Stratégies éconergétiques
  • Énergie solaire passive
  • Éclairage naturel
  • Enveloppe du bâtiment performante (murs extérieurs : RSI 3,4 ; toiture : RSI 5,3)
  • Ventilation naturelle automatisée
  • Système géothermique en boucle fermée composé de 20 puits, forés à 150 mètres de profondeur (492 pieds), et de trois thermopompes de 50 kilowatts chacune (capacité de 500 000 Btu/h en chauffage et en climatisation)
  • Chaudières (3) d’appoint au gaz naturel haute performance (95 %) d’une puissance de 400 000 Btu/h
  • Tunnel canadien (60 mètres de long et 1,2 mètre de diamètre), enfoui à une profondeur de 6 mètres, permettant de préchauffer l’air neuf (ajout de 7 ºC) en hiver et de le refroidir au préalable (extraction de 7 ºC) en été aux températures extérieures extrêmes
  • Échangeurs de chaleur (2) d’une efficacité de 70 %
  • Dalle radiante comportant un réseau de tuyauterie circulant un liquide à basse température
  • Luminaires T5-H0 et LED avec détecteurs combinés de mouvement/luminosité
  • Système de contrôle (plus de 500 points de contrôle) raccordé à une centrale pour tous les bâtiments de la Ville

 

Le tapis volant

Apparaissant complexe de prime abord, la forme de la toiture a d’abord été analysée de manière à déterminer les principes constructifs simples pouvant être réalisés à l’intérieur du budget, sans entraîner d’accumulation de neige importante. Au niveau du toit, le système de résistance aux charges latérales est réalisé au moyen de contreventements en acier situés dans les murs des cages d’escaliers et d’ascenseurs.

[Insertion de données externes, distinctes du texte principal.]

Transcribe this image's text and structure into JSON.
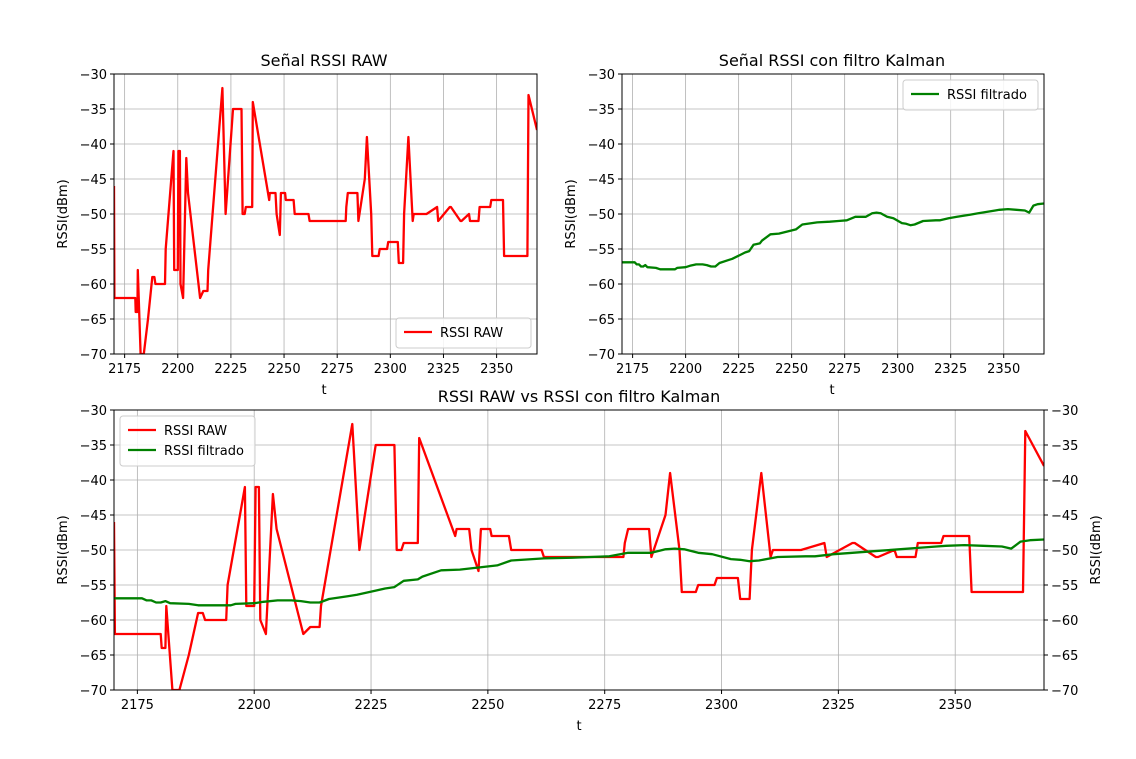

Le toit formé de plans inclinés est composé d’un diaphragme en acier sur lequel repose un tablier métallique permettant le transfert des charges latérales aux contreventements verticaux.

Source : SNC-Lavalin / atelier TAG

 

Marques de reconnaissance

L’équipe de design de la bibliothèque Raymond-Lévesque (TAG et JLP et associés architectes / Martin Roy et associés / SNC-Lavalin) a été doublement récompensée à l’occasion de la remise des Trophées Innovation et Développement durable de Contech, le 13 octobre dernier. À savoir une mention honorifique dans la catégorie Bâtiment ICI – Pratiques innovatrices et la Distinction Développement durable attribuée dans le cadre de ce concours qui en était à sa 23e édition cette année.

Le jury a été séduit par l’intégration architecturale et créative des systèmes électromécaniques de la bibliothèque. Et par la recherche de solutions architecturales concrètes et durables, ainsi que l’intégration avancée des systèmes d’éclairage et d’apport d’air à même le rayonnage métallique standard de l’établissement.

Les architectes et la Ville de Longueuil avaient déjà reçu un prix d’excellence du magazine Canadian Architect pour la conception architecturale et les plans de la bibliothèque, ainsi que le Grand Prix du génie-conseil québécois dans la catégorie Bâtiment - Structure.